问题描述
我需要处理一个包含15亿个条目的文件,其中包含11列,大小为300GB。我需要从每行中提取一些信息。 我已将问题分为两部分。首先,我阅读了文件,并尝试将文件缩小为我需要的列和一些过滤条件。我写出了这个所谓的精简文件〜700GB约100GB。项。
while (my $line = <$fh_file_vss_rlrp_inst>) {
chomp $line;
my @columns_line = split('\s+',$line);
if( scalar @columns_line == 10 && $columns_line[-1] !~ /X|Y|Z|K/ ) {
print $fh_reduced "$columns_line[1] $columns_line[7] $columns_line[-1]\n";
}
$inst_count++;
if($inst_count % 10000000 == 0) {
$date = `date`;
print "Processed $inst_count ... time: $date";
}
}
现在正在读取缩小的文件以进行进一步处理,我的%h_kI_vB
内存中有100,000个条目:
while (my $line = <$fh_file_vss_rlrp_inst>) {
chomp $line;
my @columns_line = split('\s+',$line);
my $wip = $columns_line[0];
my $this_inst = $columns_line[0];
my @loc_xyz;
my @loc_ijk;
while (grep(/\//,$wip)){
if (exists($h_kI_vB{$wip})){
push(@loc_xyz,$h_kI_vB{$wip});
}
$wip =~ s/\/[^\/]+$//;
}
if (exists($h_kI_vB{$wip})){
push(@loc_xyz,$h_kI_vB{$wip});
}
if (@loc_xyz){
my $loc_block_string;
foreach my $loc ( @loc_xyz){
if (not defined $loc_block_string){
$loc_block_string = "$loc";
} else {
$loc_block_string = $loc_block_string.":$loc";
}
}
$hierarchical_blocks{$this_inst}=$loc_block_string;
}
if(exists $hierarchical_blocks{$this_inst}) {
my @x_y_layer = split(',',$columns_line[1]);
$x_y_layer[0] =~ s/\(//;
if(! defined $H_instBlock_coordinates{ $hierarchical_blocks{$this_inst} } ) {
my @initial_coordinate = ($x_y_layer[0],$x_y_layer[1],$x_y_layer[0],$x_y_layer[1]);
print $fh_log "For inst:$this_inst $hierarchical_blocks{$this_inst}: @initial_coordinate\n" ;
@{ $H_instBlock_coordinates{$hierarchical_blocks{$this_inst}} } = @initial_coordinate;
} else {
my @old_x1_y1_x2_y2 = @{ $H_instBlock_coordinates{$hierarchical_blocks{$this_inst}} };
my $x1 = $old_x1_y1_x2_y2[0];
my $y1 = $old_x1_y1_x2_y2[1];
my $x2 = $old_x1_y1_x2_y2[2];
my $y2 = $old_x1_y1_x2_y2[3];
if($x_y_layer[0] < $x1) {
$x1 = $x_y_layer[0];
} elsif ($x_y_layer[0] > $x2) {
$x2 = $x_y_layer[0];
}
if($x_y_layer[1] < $y1) {
$y1 = $x_y_layer[1];
} elsif ($x_y_layer[1] > $y2) {
$y2 = $x_y_layer[1];
}
my @new_x1_y1_x2_y2 = ($x1,$y1,$x2,$y2);
print $fh_log "For inst:$this_inst Changing coordinate to block $hierarchical_blocks{$this_inst}: @new_x1_y1_x2_y2\n" ;
@{ $H_instBlock_coordinates{$hierarchical_blocks{$this_inst}} } = @new_x1_y1_x2_y2;
}
}
$inst_count++;
if($inst_count % 1000000 == 0) {
$date = `date`;
print "Processed $inst_count ...time: $date\n";
}
}
这太慢了。

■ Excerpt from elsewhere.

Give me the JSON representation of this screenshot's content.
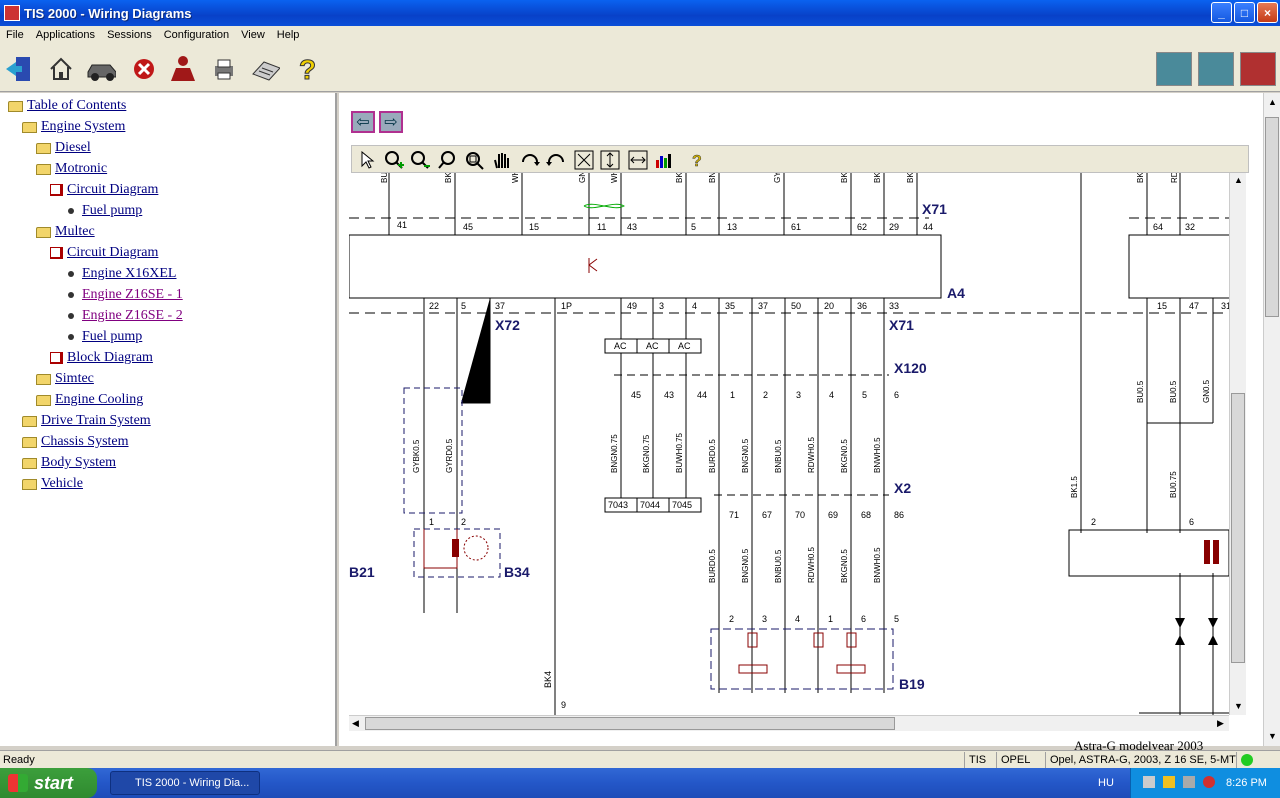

我将作业分发到具有450GB内存的远程服务器,该服务器运行24小时。 我需要优化代码,以使其在1小时内完成(最坏的情况)。
谢谢。
解决方法
通过从根本上改变自己的方法,可以获得真正的性能提升。由于您拥有简单的O(N)算法,因此该部门中没有什么特别突出的。
下面,我清理了您的代码并提供了一些微优化。但是我怀疑他们会造成很大的损失。原因是您的代码已经非常快了。您说处理700,000,000条线需要24小时,这意味着每条线仅需要12μs的时间即可处理。这是合理的。
24 / 700,000 hour/line
* 60 minute/hour
* 60 s/minute
= 1.2 * 10^(-4) s/line
= 12 μs/line
您可能会从并行化中获益。例如,没有什么可以阻止第二个程序与第一个程序同时运行,而是使用两个内核而不是1个内核。它看起来像这样:
./prog_a | ./prog_b
进一步并行化此过程的复杂性在于,处理一行依赖于早期行的处理输出。
尽管如此,将$block
的处理从prog_a
移到prog_b
可能会更有利,甚至可能在管道中创建一个中间阶段。
./prog_a | ./prog_i | ./prog_b
由您自己决定要在阶段数和每个阶段所执行的操作之间取得平衡,以达到最佳效果。例如,我猜想将原始文件的第10个字段的分析移到prog_a
会更有利,因此在我发布的版本中将其从prog_b
移到prog_a
在下面。
但是工作仍然大部分是连续的。下一步是将使用$block
的工作分配到多个内核中。只要具有相同值$block
的行最终被同一实例处理,就可以这样做。我把这个留给你。
#!/usr/bin/perl
use strict;
use warnings;
while (<>) {
my @fields = split;
# Using a lookup hash would be faster if you know
# the specific values C<< $fields[9] >> can take.
# Something like the following before the loop:
# C<< my %skip = map { $_ => 1 } qw( X Y Z K ); >>.
# Then,you'd use C<< !$skip{$fields[9]} >>
# instead of a regex match.
if (@fields == 10 && $fields[9] !~ /[XYZK]/) {
my ($x,$y) = split(/,/,substr($fields[7],1))
print "$fields[1] $x $y\n";
}
if ($. % 10_000_000 == 0) {
my $ts = localtime();
print STDERR "[$ts] prog_a processed $. lines.\n";
}
}
#!/usr/bin/perl
use strict;
use warnings;
# Should be safe to use since it's deemed safe enough to enabled by default in Perl 7.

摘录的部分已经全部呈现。